Saturday, March 4, 2017

EV Grieve Etc.: Attempted rape on the LES; Essex Crossing housing lottery underway


[Photo by Derek Berg]

Police looking for this suspect in attempted rape in building on Norfolk and Rivington (ABC 7)

Mayor de Blasio claimed he had nothing to do with the recent firing of the city official who lifted the deed restriction at Rivington House (DNAinfo)

How de Blasio stacks up against Bloomberg on rezoning (The Real Deal)

The annual CineKink NYC Film Festival starts March 14 at several EV theaters (Time Out)

NYPL's Library for the Performing Arts acquires Lou Reed's archives (Gothamist)

The U.S. English language premiere of Guillermo Calderón’s "Villa" on stage through April 1 at the Wild Project on Third Street (Official site)

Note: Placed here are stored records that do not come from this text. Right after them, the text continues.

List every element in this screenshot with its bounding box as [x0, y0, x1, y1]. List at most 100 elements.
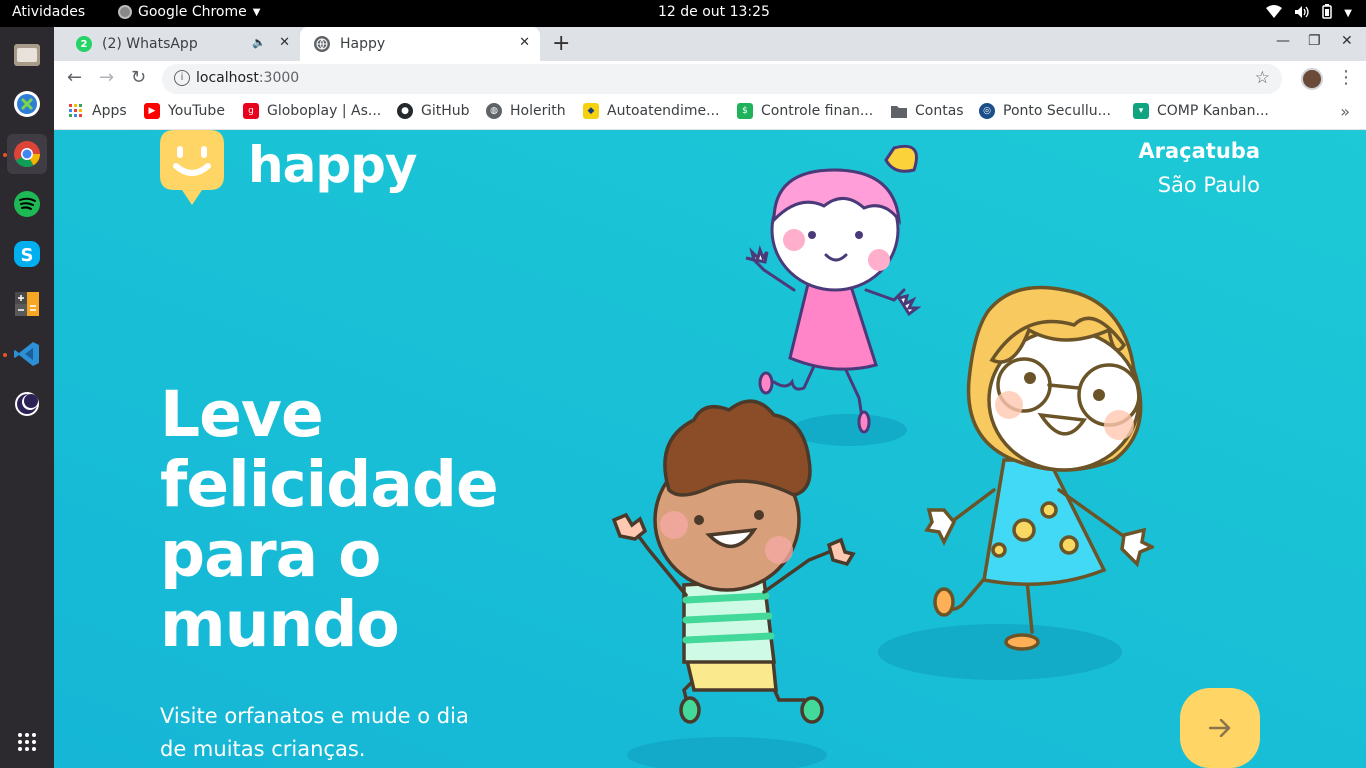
running-indicator [3, 153, 7, 157]
bookmark-comp-kanban[interactable]: ▾ COMP Kanban... [1133, 103, 1269, 119]
new-tab-button[interactable]: + [552, 31, 570, 56]
headline-line: mundo [160, 588, 400, 661]
blonde-girl-figure [924, 285, 1154, 651]
dock-calculator[interactable] [7, 284, 47, 324]
hero-headline: Leve felicidade para o mundo [160, 380, 580, 660]
bookmark-label: Controle finan... [761, 103, 874, 119]
eclipse-icon [15, 392, 39, 416]
battery-icon [1322, 4, 1333, 23]
bookmark-ponto-secullum[interactable]: ◎ Ponto Secullu... [979, 103, 1111, 119]
chrome-icon [14, 141, 41, 168]
globe-icon: ◍ [486, 103, 502, 119]
minimize-icon[interactable]: — [1276, 33, 1290, 49]
more-bookmarks-icon[interactable]: » [1340, 102, 1350, 121]
location-state: São Paulo [1157, 173, 1260, 197]
logo-text: happy [248, 136, 418, 194]
app-menu[interactable]: Google Chrome ▼ [118, 4, 260, 20]
bookmark-globoplay[interactable]: g Globoplay | As... [243, 103, 381, 119]
dock-spotify[interactable] [7, 184, 47, 224]
power-menu-icon: ▼ [1344, 8, 1352, 19]
tab-strip: 2 (2) WhatsApp 🔈 ✕ Happy ✕ + — ❐ ✕ [54, 27, 1366, 61]
dock: S [0, 27, 54, 768]
bookmark-github[interactable]: ● GitHub [397, 103, 470, 119]
headline-line: para o [160, 518, 381, 591]
bookmarks-bar: Apps ▶ YouTube g Globoplay | As... ● Git… [54, 97, 1366, 130]
vscode-icon [14, 342, 39, 366]
bookmark-label: Contas [915, 103, 964, 119]
happy-logo[interactable]: happy [160, 130, 418, 206]
calculator-icon [15, 292, 39, 316]
folder-icon [891, 103, 907, 119]
forward-button[interactable]: → [99, 67, 114, 88]
dollar-icon: $ [737, 103, 753, 119]
url-text[interactable]: localhost:3000 [196, 70, 299, 86]
reload-button[interactable]: ↻ [131, 67, 146, 88]
subtitle-line: Visite orfanatos e mude o dia [160, 704, 469, 728]
location: Araçatuba São Paulo [1138, 134, 1260, 202]
location-city: Araçatuba [1138, 139, 1260, 163]
activities-button[interactable]: Atividades [12, 4, 85, 20]
bookmark-youtube[interactable]: ▶ YouTube [144, 103, 225, 119]
curly-boy-figure [611, 399, 856, 724]
pink-girl-figure [745, 144, 922, 434]
bookmark-holerith[interactable]: ◍ Holerith [486, 103, 566, 119]
site-info-icon[interactable]: i [174, 70, 190, 86]
files-icon [14, 44, 40, 66]
bookmark-star-icon[interactable]: ☆ [1255, 68, 1270, 88]
headline-line: felicidade [160, 448, 499, 521]
apps-grid-icon [18, 733, 36, 751]
browser-toolbar: ← → ↻ i localhost:3000 ☆ ⋮ [54, 61, 1366, 97]
profile-avatar[interactable] [1301, 68, 1323, 90]
enter-app-button[interactable] [1180, 688, 1260, 768]
dock-show-apps[interactable] [7, 722, 47, 762]
bookmark-label: Globoplay | As... [267, 103, 382, 119]
secullum-icon: ◎ [979, 103, 995, 119]
close-tab-icon[interactable]: ✕ [279, 35, 290, 50]
back-button[interactable]: ← [67, 67, 82, 88]
dock-skype[interactable]: S [7, 234, 47, 274]
kids-illustration [611, 144, 1154, 768]
whatsapp-icon: 2 [76, 36, 92, 52]
tab-whatsapp[interactable]: 2 (2) WhatsApp 🔈 ✕ [62, 27, 300, 61]
close-window-icon[interactable]: ✕ [1341, 33, 1353, 49]
globoplay-icon: g [243, 103, 259, 119]
wifi-icon [1266, 4, 1283, 23]
menu-kebab-icon[interactable]: ⋮ [1337, 67, 1355, 88]
tab-title: (2) WhatsApp [102, 36, 198, 52]
bookmark-folder-contas[interactable]: Contas [891, 103, 964, 119]
landing-page: happy Araçatuba São Paulo Leve felicidad… [54, 130, 1366, 768]
bookmark-label: Apps [92, 103, 127, 119]
dock-remote-desktop[interactable] [7, 84, 47, 124]
chrome-mini-icon [118, 5, 132, 19]
kanban-icon: ▾ [1133, 103, 1149, 119]
svg-text:S: S [21, 245, 34, 266]
hero-subtitle: Visite orfanatos e mude o dia de muitas … [160, 700, 500, 766]
tab-title: Happy [340, 36, 386, 52]
bank-icon: ◆ [583, 103, 599, 119]
smiley-logo-icon [160, 130, 224, 205]
bookmark-controle-financeiro[interactable]: $ Controle finan... [737, 103, 873, 119]
arrow-right-icon [1209, 719, 1231, 737]
dock-eclipse[interactable] [7, 384, 47, 424]
address-bar[interactable]: i localhost:3000 ☆ [162, 64, 1282, 94]
bookmark-apps[interactable]: Apps [68, 103, 127, 119]
youtube-icon: ▶ [144, 103, 160, 119]
dock-files[interactable] [7, 34, 47, 74]
close-tab-icon[interactable]: ✕ [519, 35, 530, 50]
dock-chrome[interactable] [7, 134, 47, 174]
bookmark-label: YouTube [168, 103, 225, 119]
tab-happy[interactable]: Happy ✕ [300, 27, 540, 61]
speaker-icon[interactable]: 🔈 [252, 36, 266, 49]
bookmark-label: Holerith [510, 103, 566, 119]
system-top-bar: Atividades Google Chrome ▼ 12 de out 13:… [0, 0, 1366, 27]
bookmark-autoatendimento[interactable]: ◆ Autoatendime... [583, 103, 719, 119]
bookmark-label: COMP Kanban... [1157, 103, 1269, 119]
system-tray[interactable]: ▼ [1266, 4, 1352, 23]
dock-vscode[interactable] [7, 334, 47, 374]
globe-icon [314, 36, 330, 52]
subtitle-line: de muitas crianças. [160, 737, 366, 761]
headline-line: Leve [160, 378, 324, 451]
clock[interactable]: 12 de out 13:25 [658, 4, 770, 20]
restore-icon[interactable]: ❐ [1308, 33, 1321, 49]
bookmark-label: Autoatendime... [607, 103, 720, 119]
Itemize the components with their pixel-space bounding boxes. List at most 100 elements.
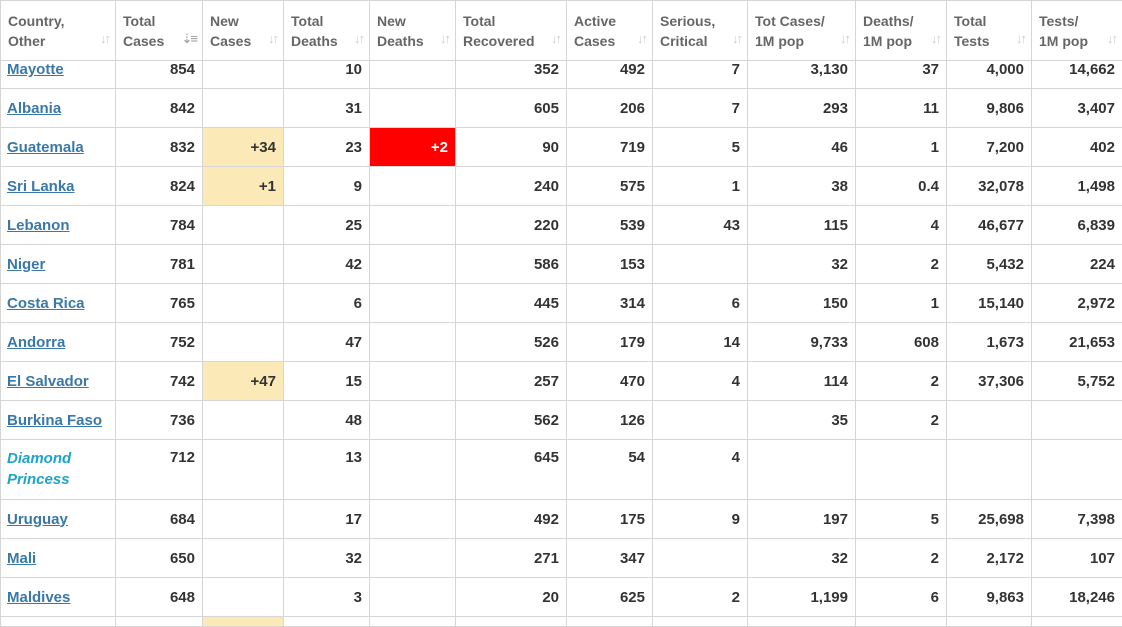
cell-country[interactable]: Mali xyxy=(1,539,116,578)
cell-country[interactable]: Mayotte xyxy=(1,61,116,89)
cell-deaths-1m: 6 xyxy=(856,578,947,617)
cell-new-deaths xyxy=(370,440,456,500)
cell-total-deaths: 3 xyxy=(284,578,370,617)
sort-icon[interactable]: ↓↑ xyxy=(354,29,363,49)
cell-tot-cases-1m: 46 xyxy=(748,128,856,167)
cell-serious: 6 xyxy=(653,284,748,323)
cell-country[interactable]: El Salvador xyxy=(1,362,116,401)
column-header-label: Tot Cases/ xyxy=(755,11,849,31)
cell-total-deaths: 25 xyxy=(284,206,370,245)
country-link[interactable]: Uruguay xyxy=(7,511,68,528)
sort-icon[interactable]: ↓↑ xyxy=(268,29,277,49)
cell-country[interactable]: Niger xyxy=(1,245,116,284)
cell-active-cases: 126 xyxy=(567,401,653,440)
cell-tests-1m: 5,752 xyxy=(1032,362,1122,401)
cell-active-cases: 153 xyxy=(567,245,653,284)
table-row: Lebanon7842522053943115446,6776,839 xyxy=(1,206,1122,245)
cell-total-deaths: 17 xyxy=(284,500,370,539)
country-link[interactable]: Niger xyxy=(7,256,45,273)
covid-stats-table: Country,Other↓↑TotalCases⇣≡NewCases↓↑Tot… xyxy=(0,0,1122,627)
cell-new-deaths xyxy=(370,539,456,578)
country-link[interactable]: Lebanon xyxy=(7,217,70,234)
column-header-total-deaths[interactable]: TotalDeaths↓↑ xyxy=(284,1,370,61)
cell-total-deaths: 9 xyxy=(284,167,370,206)
column-header-label: Other xyxy=(8,31,109,51)
cell-empty xyxy=(1032,617,1122,627)
country-link[interactable]: El Salvador xyxy=(7,373,89,390)
country-link[interactable]: Diamond Princess xyxy=(7,450,71,488)
country-link[interactable]: Mali xyxy=(7,550,36,567)
column-header-deaths-1m[interactable]: Deaths/1M pop↓↑ xyxy=(856,1,947,61)
cell-deaths-1m: 11 xyxy=(856,89,947,128)
sort-icon[interactable]: ↓↑ xyxy=(1016,29,1025,49)
column-header-new-deaths[interactable]: NewDeaths↓↑ xyxy=(370,1,456,61)
cell-total-tests: 7,200 xyxy=(947,128,1032,167)
country-link[interactable]: Maldives xyxy=(7,589,70,606)
column-header-label: 1M pop xyxy=(1039,31,1116,51)
cell-country[interactable]: Uruguay xyxy=(1,500,116,539)
sort-icon[interactable]: ↓↑ xyxy=(100,29,109,49)
column-header-label: Tests xyxy=(954,31,1025,51)
table-body: Mayotte8541035249273,130374,00014,662Alb… xyxy=(1,61,1122,627)
column-header-total-cases[interactable]: TotalCases⇣≡ xyxy=(116,1,203,61)
cell-total-cases: 832 xyxy=(116,128,203,167)
cell-empty xyxy=(567,617,653,627)
cell-total-tests: 15,140 xyxy=(947,284,1032,323)
cell-serious: 7 xyxy=(653,89,748,128)
cell-deaths-1m xyxy=(856,440,947,500)
country-link[interactable]: Mayotte xyxy=(7,61,64,78)
sort-icon[interactable]: ↓↑ xyxy=(440,29,449,49)
column-header-serious[interactable]: Serious,Critical↓↑ xyxy=(653,1,748,61)
country-link[interactable]: Burkina Faso xyxy=(7,412,102,429)
column-header-active-cases[interactable]: ActiveCases↓↑ xyxy=(567,1,653,61)
column-header-new-cases[interactable]: NewCases↓↑ xyxy=(203,1,284,61)
column-header-tot-cases-1m[interactable]: Tot Cases/1M pop↓↑ xyxy=(748,1,856,61)
cell-empty xyxy=(653,617,748,627)
column-header-total-recovered[interactable]: TotalRecovered↓↑ xyxy=(456,1,567,61)
cell-country[interactable]: Maldives xyxy=(1,578,116,617)
cell-country[interactable]: Lebanon xyxy=(1,206,116,245)
sort-icon[interactable]: ↓↑ xyxy=(1107,29,1116,49)
cell-new-cases xyxy=(203,539,284,578)
sort-descending-icon[interactable]: ⇣≡ xyxy=(182,29,196,49)
sort-icon[interactable]: ↓↑ xyxy=(840,29,849,49)
column-header-total-tests[interactable]: TotalTests↓↑ xyxy=(947,1,1032,61)
country-link[interactable]: Guatemala xyxy=(7,139,84,156)
cell-country[interactable]: Burkina Faso xyxy=(1,401,116,440)
cell-tot-cases-1m xyxy=(748,440,856,500)
cell-total-deaths: 23 xyxy=(284,128,370,167)
cell-empty xyxy=(203,617,284,627)
cell-country[interactable]: Albania xyxy=(1,89,116,128)
country-link[interactable]: Albania xyxy=(7,100,61,117)
cell-country[interactable]: Diamond Princess xyxy=(1,440,116,500)
cell-tests-1m: 21,653 xyxy=(1032,323,1122,362)
cell-country[interactable]: Andorra xyxy=(1,323,116,362)
cell-tot-cases-1m: 293 xyxy=(748,89,856,128)
cell-country[interactable]: Costa Rica xyxy=(1,284,116,323)
cell-total-deaths: 47 xyxy=(284,323,370,362)
sort-icon[interactable]: ↓↑ xyxy=(732,29,741,49)
country-link[interactable]: Costa Rica xyxy=(7,295,85,312)
column-header-country[interactable]: Country,Other↓↑ xyxy=(1,1,116,61)
cell-tot-cases-1m: 114 xyxy=(748,362,856,401)
cell-total-deaths: 48 xyxy=(284,401,370,440)
cell-total-recovered: 586 xyxy=(456,245,567,284)
table-row-partial xyxy=(1,617,1122,627)
country-link[interactable]: Sri Lanka xyxy=(7,178,75,195)
cell-country[interactable]: Guatemala xyxy=(1,128,116,167)
cell-deaths-1m: 5 xyxy=(856,500,947,539)
cell-tot-cases-1m: 32 xyxy=(748,539,856,578)
sort-icon[interactable]: ↓↑ xyxy=(637,29,646,49)
cell-total-cases: 712 xyxy=(116,440,203,500)
country-link[interactable]: Andorra xyxy=(7,334,65,351)
cell-tests-1m: 402 xyxy=(1032,128,1122,167)
cell-country[interactable]: Sri Lanka xyxy=(1,167,116,206)
sort-icon[interactable]: ↓↑ xyxy=(551,29,560,49)
sort-icon[interactable]: ↓↑ xyxy=(931,29,940,49)
cell-total-recovered: 240 xyxy=(456,167,567,206)
cell-new-deaths xyxy=(370,167,456,206)
cell-active-cases: 539 xyxy=(567,206,653,245)
cell-tests-1m: 6,839 xyxy=(1032,206,1122,245)
column-header-tests-1m[interactable]: Tests/1M pop↓↑ xyxy=(1032,1,1122,61)
cell-empty xyxy=(1,617,116,627)
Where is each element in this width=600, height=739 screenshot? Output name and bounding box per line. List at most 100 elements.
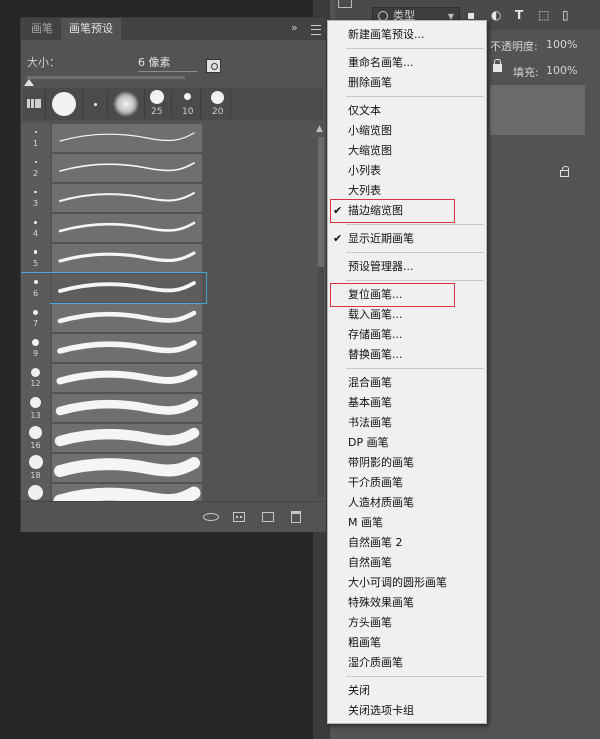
menu-item[interactable]: 特殊效果画笔 bbox=[328, 593, 486, 613]
menu-item[interactable]: 干介质画笔 bbox=[328, 473, 486, 493]
size-slider-thumb[interactable] bbox=[24, 79, 34, 86]
shape-filter-icon[interactable]: ⬚ bbox=[538, 9, 550, 21]
menu-item[interactable]: 带阴影的画笔 bbox=[328, 453, 486, 473]
menu-item[interactable]: 粗画笔 bbox=[328, 633, 486, 653]
stroke-path bbox=[57, 310, 197, 324]
brush-preset-item[interactable]: 13 bbox=[21, 393, 206, 423]
new-preset-icon[interactable] bbox=[262, 512, 274, 522]
menu-item[interactable]: 新建画笔预设... bbox=[328, 25, 486, 45]
brush-preset-item[interactable] bbox=[21, 483, 206, 501]
brush-size-number: 6 bbox=[32, 289, 39, 298]
fill-value[interactable]: 100% bbox=[546, 64, 577, 77]
brush-tip-dot bbox=[34, 220, 37, 224]
filter-toggle-icon[interactable] bbox=[588, 0, 600, 30]
brush-size-number: 3 bbox=[32, 199, 39, 208]
menu-item[interactable]: M 画笔 bbox=[328, 513, 486, 533]
menu-item[interactable]: 预设管理器... bbox=[328, 257, 486, 277]
menu-item[interactable]: 混合画笔 bbox=[328, 373, 486, 393]
stroke-path bbox=[58, 281, 196, 293]
menu-item[interactable]: 自然画笔 2 bbox=[328, 533, 486, 553]
tip-small-dot[interactable] bbox=[94, 103, 97, 106]
brush-stroke-preview bbox=[52, 484, 202, 501]
tab-brush-presets[interactable]: 画笔预设 bbox=[61, 18, 121, 40]
brush-tip-dot bbox=[33, 280, 38, 284]
brush-preset-item[interactable]: 16 bbox=[21, 423, 206, 453]
tip-20[interactable] bbox=[211, 91, 224, 104]
menu-item[interactable]: 载入画笔... bbox=[328, 305, 486, 325]
menu-item[interactable]: 基本画笔 bbox=[328, 393, 486, 413]
brush-panel-toggle-icon[interactable] bbox=[206, 59, 221, 73]
panel-menu-icon[interactable] bbox=[311, 25, 321, 35]
menu-item-label: 自然画笔 2 bbox=[348, 536, 403, 549]
stroke-path bbox=[56, 369, 198, 385]
brush-preset-item[interactable]: 3 bbox=[21, 183, 206, 213]
brush-panel-icon[interactable] bbox=[233, 512, 245, 522]
brush-tip-dot bbox=[34, 190, 37, 194]
menu-item[interactable]: 重命名画笔... bbox=[328, 53, 486, 73]
menu-item[interactable]: 大列表 bbox=[328, 181, 486, 201]
stroke-path bbox=[55, 398, 199, 416]
recent-brush-tips: 25 10 20 bbox=[23, 88, 323, 120]
brush-tip-thumbnail: 5 bbox=[21, 243, 50, 273]
menu-item[interactable]: 人造材质画笔 bbox=[328, 493, 486, 513]
brush-preset-item[interactable]: 4 bbox=[21, 213, 206, 243]
menu-item[interactable]: ✔ 显示近期画笔 bbox=[328, 229, 486, 249]
menu-item[interactable]: 书法画笔 bbox=[328, 413, 486, 433]
menu-item-label: 关闭选项卡组 bbox=[348, 704, 414, 717]
menu-item[interactable]: 替换画笔... bbox=[328, 345, 486, 365]
brush-stroke-preview bbox=[52, 184, 202, 212]
brush-preset-item[interactable]: 1 bbox=[21, 123, 206, 153]
tips-toggle-icon[interactable] bbox=[27, 99, 41, 108]
menu-divider bbox=[346, 368, 484, 369]
smart-object-filter-icon[interactable]: ▯ bbox=[562, 9, 574, 21]
brush-list-scroll-thumb[interactable] bbox=[318, 137, 324, 267]
brush-tip-dot bbox=[30, 396, 41, 408]
menu-item[interactable]: 方头画笔 bbox=[328, 613, 486, 633]
trash-icon[interactable] bbox=[291, 511, 301, 523]
adjustment-filter-icon[interactable]: ◐ bbox=[491, 9, 503, 21]
menu-item[interactable]: 存储画笔... bbox=[328, 325, 486, 345]
brush-stroke-preview bbox=[52, 424, 202, 452]
tip-hard-round[interactable] bbox=[52, 92, 76, 116]
brush-preset-item[interactable]: 7 bbox=[21, 303, 206, 333]
opacity-value[interactable]: 100% bbox=[546, 38, 577, 51]
menu-item[interactable]: 大缩览图 bbox=[328, 141, 486, 161]
tip-soft-round[interactable] bbox=[113, 91, 139, 117]
tab-brush[interactable]: 画笔 bbox=[23, 18, 61, 40]
menu-divider bbox=[346, 48, 484, 49]
menu-item[interactable]: 小列表 bbox=[328, 161, 486, 181]
brush-tip-dot bbox=[29, 425, 42, 439]
menu-item[interactable]: 自然画笔 bbox=[328, 553, 486, 573]
menu-item-label: 书法画笔 bbox=[348, 416, 392, 429]
menu-item[interactable]: 小缩览图 bbox=[328, 121, 486, 141]
brush-preset-item[interactable]: 9 bbox=[21, 333, 206, 363]
brush-tip-dot bbox=[34, 131, 37, 133]
brush-tip-thumbnail: 12 bbox=[21, 363, 50, 393]
menu-item[interactable]: 关闭选项卡组 bbox=[328, 701, 486, 721]
tip-10[interactable] bbox=[184, 93, 191, 100]
menu-item[interactable]: DP 画笔 bbox=[328, 433, 486, 453]
collapse-icon[interactable]: » bbox=[291, 21, 298, 34]
tip-25[interactable] bbox=[150, 90, 164, 104]
size-slider-track[interactable] bbox=[27, 76, 185, 79]
brush-tip-thumbnail: 1 bbox=[21, 123, 50, 153]
menu-item[interactable]: 删除画笔 bbox=[328, 73, 486, 93]
menu-item[interactable]: 大小可调的圆形画笔 bbox=[328, 573, 486, 593]
selected-layer-row[interactable] bbox=[490, 85, 585, 135]
brush-preset-item[interactable]: 2 bbox=[21, 153, 206, 183]
brush-tip-thumbnail: 2 bbox=[21, 153, 50, 183]
type-filter-icon[interactable]: T bbox=[515, 9, 527, 21]
brush-preset-item[interactable]: 12 bbox=[21, 363, 206, 393]
brush-preset-item[interactable]: 18 bbox=[21, 453, 206, 483]
scroll-up-icon[interactable]: ▲ bbox=[316, 124, 323, 134]
menu-item[interactable]: 湿介质画笔 bbox=[328, 653, 486, 673]
brush-tip-dot bbox=[31, 367, 40, 377]
brush-preset-item[interactable]: 6 bbox=[21, 272, 207, 304]
size-value-input[interactable]: 6 像素 bbox=[138, 54, 198, 72]
dock-arrow-icon[interactable] bbox=[338, 0, 352, 8]
toggle-hardness-icon[interactable] bbox=[203, 513, 219, 521]
brush-preset-item[interactable]: 5 bbox=[21, 243, 206, 273]
menu-item[interactable]: 关闭 bbox=[328, 681, 486, 701]
lock-all-icon[interactable] bbox=[493, 59, 502, 72]
menu-item[interactable]: 仅文本 bbox=[328, 101, 486, 121]
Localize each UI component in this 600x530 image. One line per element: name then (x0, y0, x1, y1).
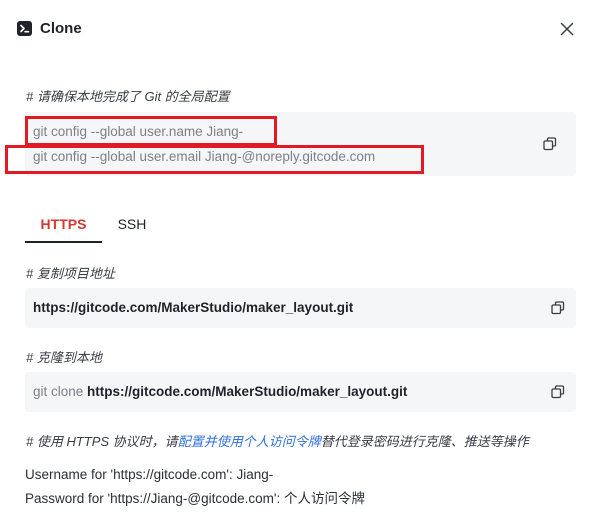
copy-icon (543, 137, 557, 151)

Cholo Noir, a forthcoming West Coast-style Mexican restaurant and art gallery, opening with or without a liquor license on Sixth Street (DNAinfo ... previously)

Villanelle, serving "serving vegetable-forward fare," opens on 12th Street between Fifth and University (The New York Times)

A look at the 1980s zines of Raymond Pettibon (Dangerous Minds) ... and his retrospective at the New Museum on the Bowery continues through April 9 (Official site)

Essex Crossing Site 5 affordable housing lottery is open (The Lo-Down)

"Citizen Kane" this weekend at Anthology Film Archives (Official site) ... while Ingmar Bergman's "Shame" plays at the Metrograph down on Ludlow Street (Official site)

This week's hawk action in Tompkins Square Park (Laura Goggin Photography)

2 comments:

Anonymous said...



There was a major fight over the Essex Crossing development to make it 100% affordable housing, which it could have been and should have been. The compromise was that 50% of the units be designated as affordable yet around 27% are at 165% of AMI, which is closer to market rate, and this group should have been included in the the 50% market rate category. This building has a total of 211 units supposedly split 50/50, yet only 37% are for middle to very low income households.

That being said, there are a number of affordable units worth applying for and there is no poor door.

I think that people who lost their apartments in the 2nd Avenue tragedy should, after original tenants, have preference.

Christopher Pelham said...

Thanks. I went to see the play Villa at the Wild Project and found it to be extremely thoughtful. It's about three women tasked with deciding what kind of memorial or museum to erect at the site of a villa previously used by the Pinochet dictatorship in Chile to imprison, torture and rape political prisoners and explores the different ways people remember and cope with trauma, injustice and memory and the ways we heal.